We introduce an analytical workflow for determining relative permeability behavior of two-phase matrix flow within low permeability samples using mercury injection capillary pressure (MICP) drainage-imbibition measurements. Low permeability samples often experience wettability alterations during core cleaning and require extensive time to reach equilibrium conditions, which challenges traditional core flood measurements using reservoir fluids.
Mercury is advantageous as it effectively describes the non-wetting phase connectivity and trapping behavior defined by the pore geometry, regardless of wettability alterations. Sample compressibility occurring during measurement is used to quantify stress sensitivities and the subsequent reduction in porosity and permeability so that extracted values can be representative of reservoir stressed conditions. The MICP drainage-imbibition measurements utilize the compressibility, capillary pressure, and pore geometry concepts to provide Corey power-law wetting and non-wetting phase exponents (nw, nnw) and residual saturation (Sw, Snw) values. The relatively short measurement time allows for high frequency sampling within intervals of interest to determine relative permeability behavior at appropriate vertical resolution.

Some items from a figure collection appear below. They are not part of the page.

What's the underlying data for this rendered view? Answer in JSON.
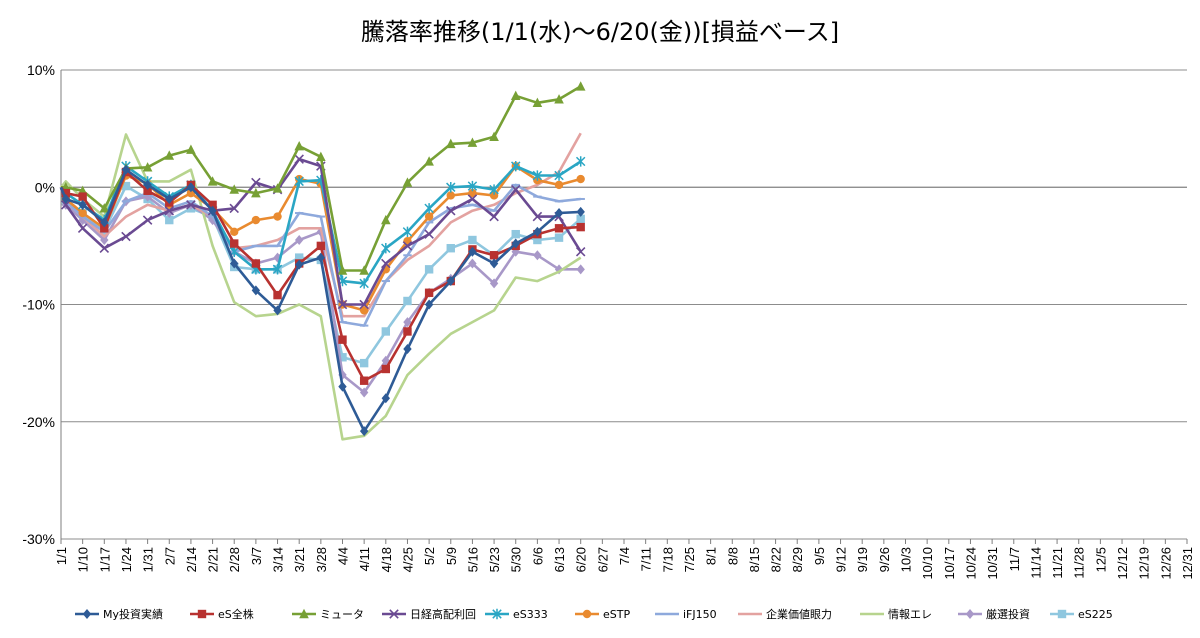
{
  "chart_data": {
    "type": "line",
    "title": "騰落率推移(1/1(水)～6/20(金))[損益ベース]",
    "xlabel": "",
    "ylabel": "",
    "ylim": [
      -30,
      10
    ],
    "yticks": [
      10,
      0,
      -10,
      -20,
      -30
    ],
    "ytick_labels": [
      "10%",
      "0%",
      "-10%",
      "-20%",
      "-30%"
    ],
    "grid": true,
    "legend_position": "bottom",
    "categories": [
      "1/1",
      "1/10",
      "1/17",
      "1/24",
      "1/31",
      "2/7",
      "2/14",
      "2/21",
      "2/28",
      "3/7",
      "3/14",
      "3/21",
      "3/28",
      "4/4",
      "4/11",
      "4/18",
      "4/25",
      "5/2",
      "5/9",
      "5/16",
      "5/23",
      "5/30",
      "6/6",
      "6/13",
      "6/20",
      "6/27",
      "7/4",
      "7/11",
      "7/18",
      "7/25",
      "8/1",
      "8/8",
      "8/15",
      "8/22",
      "8/29",
      "9/5",
      "9/12",
      "9/19",
      "9/26",
      "10/3",
      "10/10",
      "10/17",
      "10/24",
      "10/31",
      "11/7",
      "11/14",
      "11/21",
      "11/28",
      "12/5",
      "12/12",
      "12/19",
      "12/26",
      "12/31"
    ],
    "x": [
      "1/1",
      "1/3",
      "1/10",
      "1/17",
      "1/24",
      "1/31",
      "2/7",
      "2/14",
      "2/21",
      "2/28",
      "3/7",
      "3/14",
      "3/21",
      "3/28",
      "4/4",
      "4/11",
      "4/18",
      "4/25",
      "5/2",
      "5/9",
      "5/16",
      "5/23",
      "5/30",
      "6/6",
      "6/13",
      "6/20"
    ],
    "series": [
      {
        "name": "My投資実績",
        "color": "#2e5b96",
        "marker": "diamond",
        "values": [
          0,
          -1.0,
          -1.5,
          -3.0,
          1.5,
          0.2,
          -1.0,
          0.0,
          -2.0,
          -6.5,
          -8.8,
          -10.5,
          -6.6,
          -6.0,
          -17.0,
          -20.8,
          -18.0,
          -13.8,
          -10.0,
          -8.0,
          -5.5,
          -6.5,
          -4.8,
          -3.8,
          -2.2,
          -2.1
        ]
      },
      {
        "name": "eS全株",
        "color": "#b83230",
        "marker": "square",
        "values": [
          0,
          -0.5,
          -0.8,
          -3.5,
          1.3,
          -0.3,
          -1.3,
          0.2,
          -1.5,
          -4.8,
          -6.5,
          -9.2,
          -6.5,
          -5.0,
          -13.0,
          -16.5,
          -15.5,
          -12.3,
          -9.0,
          -8.0,
          -5.3,
          -5.8,
          -5.0,
          -4.0,
          -3.5,
          -3.4
        ]
      },
      {
        "name": "ミュータ",
        "color": "#77a035",
        "marker": "triangle",
        "values": [
          0,
          0,
          -0.3,
          -1.8,
          1.6,
          1.7,
          2.7,
          3.2,
          0.5,
          -0.2,
          -0.5,
          -0.1,
          3.5,
          2.6,
          -7.1,
          -7.1,
          -2.8,
          0.4,
          2.2,
          3.7,
          3.8,
          4.3,
          7.8,
          7.2,
          7.5,
          8.6
        ]
      },
      {
        "name": "日経高配利回",
        "color": "#6a4a92",
        "marker": "x",
        "values": [
          0,
          -1.5,
          -3.5,
          -5.2,
          -4.2,
          -2.8,
          -2.0,
          -1.5,
          -2.0,
          -1.8,
          0.4,
          -0.2,
          2.4,
          1.8,
          -10.0,
          -10.0,
          -6.5,
          -5.0,
          -4.0,
          -2.0,
          -1.0,
          -2.5,
          -0.2,
          -2.5,
          -2.5,
          -5.5
        ]
      },
      {
        "name": "eS333",
        "color": "#2aa6c4",
        "marker": "star",
        "values": [
          0,
          -0.5,
          -1.5,
          -2.8,
          1.8,
          0.5,
          -0.8,
          0.2,
          -2.0,
          -5.5,
          -7.0,
          -7.0,
          0.5,
          0.6,
          -8.0,
          -8.2,
          -5.2,
          -3.8,
          -1.8,
          0.0,
          0.1,
          -0.2,
          1.8,
          1.0,
          1.0,
          2.2
        ]
      },
      {
        "name": "eSTP",
        "color": "#e98a2f",
        "marker": "circle",
        "values": [
          0,
          -1.0,
          -2.2,
          -3.5,
          1.0,
          0.3,
          -1.5,
          -0.5,
          -1.8,
          -3.8,
          -2.8,
          -2.5,
          0.7,
          0.3,
          -10.0,
          -10.5,
          -7.0,
          -4.6,
          -2.5,
          -0.7,
          -0.5,
          -0.7,
          1.8,
          0.6,
          0.2,
          0.7
        ]
      },
      {
        "name": "iFJ150",
        "color": "#8ea9dc",
        "marker": "dash",
        "values": [
          0,
          -1.2,
          -2.5,
          -3.8,
          -1.2,
          -0.5,
          -1.8,
          -1.2,
          -2.5,
          -5.5,
          -5.0,
          -5.0,
          -2.2,
          -2.5,
          -11.5,
          -11.8,
          -8.0,
          -5.8,
          -3.0,
          -1.8,
          -1.5,
          -2.0,
          0.2,
          -0.8,
          -1.2,
          -1.0
        ]
      },
      {
        "name": "企業価値眼力",
        "color": "#e3a2a0",
        "marker": "none",
        "values": [
          0,
          -1.0,
          -2.5,
          -4.2,
          -2.5,
          -1.5,
          -2.0,
          -1.5,
          -2.5,
          -5.2,
          -5.0,
          -4.5,
          -3.5,
          -3.5,
          -11.0,
          -11.0,
          -8.0,
          -6.2,
          -5.0,
          -3.0,
          -2.0,
          -1.5,
          -0.5,
          0.2,
          1.3,
          4.6
        ]
      },
      {
        "name": "情報エレ",
        "color": "#b7d48e",
        "marker": "none",
        "values": [
          0,
          0.5,
          -1.0,
          -2.5,
          4.5,
          0.5,
          0.5,
          1.5,
          -5.0,
          -9.8,
          -11.0,
          -10.8,
          -10.0,
          -11.0,
          -21.5,
          -21.2,
          -19.5,
          -16.0,
          -14.2,
          -12.5,
          -11.5,
          -10.5,
          -7.7,
          -8.0,
          -7.2,
          -6.0
        ]
      },
      {
        "name": "厳選投資",
        "color": "#a898c8",
        "marker": "diamond",
        "values": [
          0,
          -1.5,
          -2.8,
          -4.5,
          -1.2,
          -0.8,
          -2.2,
          -1.5,
          -2.8,
          -5.5,
          -6.5,
          -6.0,
          -4.5,
          -3.8,
          -16.0,
          -17.5,
          -14.8,
          -11.5,
          -9.0,
          -7.8,
          -6.5,
          -8.2,
          -5.5,
          -5.8,
          -7.0,
          -7.0
        ]
      },
      {
        "name": "eS225",
        "color": "#8fc7df",
        "marker": "square",
        "values": [
          0,
          -1.2,
          -2.2,
          -3.7,
          0.1,
          -1.0,
          -2.8,
          -1.8,
          -2.5,
          -6.8,
          -7.0,
          -7.0,
          -6.0,
          -6.2,
          -14.5,
          -15.0,
          -12.3,
          -9.7,
          -7.0,
          -5.2,
          -4.5,
          -5.8,
          -4.0,
          -4.5,
          -4.3,
          -2.7
        ]
      }
    ]
  }
}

Data was acquired on samples from produced intervals within the 3rd Bone Spring Sand and Wolfcamp formations across four Delaware Basin wells. These producing wells observed water cuts ranging from 25% to 82%. Core measurement data are applied via petrophysical framework and engineering equations of state (EOS) to model fractional flow at surface for comparison to observed production. The core-calibrated fractional flow models closely match produced water volumes, demonstrating that this methodology can be applied with predictive capabilities. The free fluid saturation (1-Sor-Swir) described by the relative permeability curves indicate only a small fraction of the total porosity is capable of two-phase flow, which suggests that relatively small saturation changes can result in drastic changes in fluid phase mobility. This is reflected in the very steep slope of the fractional flow at surface curve as a function of water saturation.
Relative permeability describes the dimensionless reduction of flow capacity for a fluid phase during multi-phase flow conditions. The understanding of relative permeability behavior is essential for formation evaluation and reservoir engineering objectives. Direct measurement of relative permeability involves flowing reservoir fluids through a core sample, under steady-state or unsteady-state conditions (Honarpour & Mahmood, 1988). Low permeability samples often experience wettability alterations during core cleaning and require extensive time to reach equilibrium conditions, which challenge traditional measurements (Alvarez & Schechter, 2016).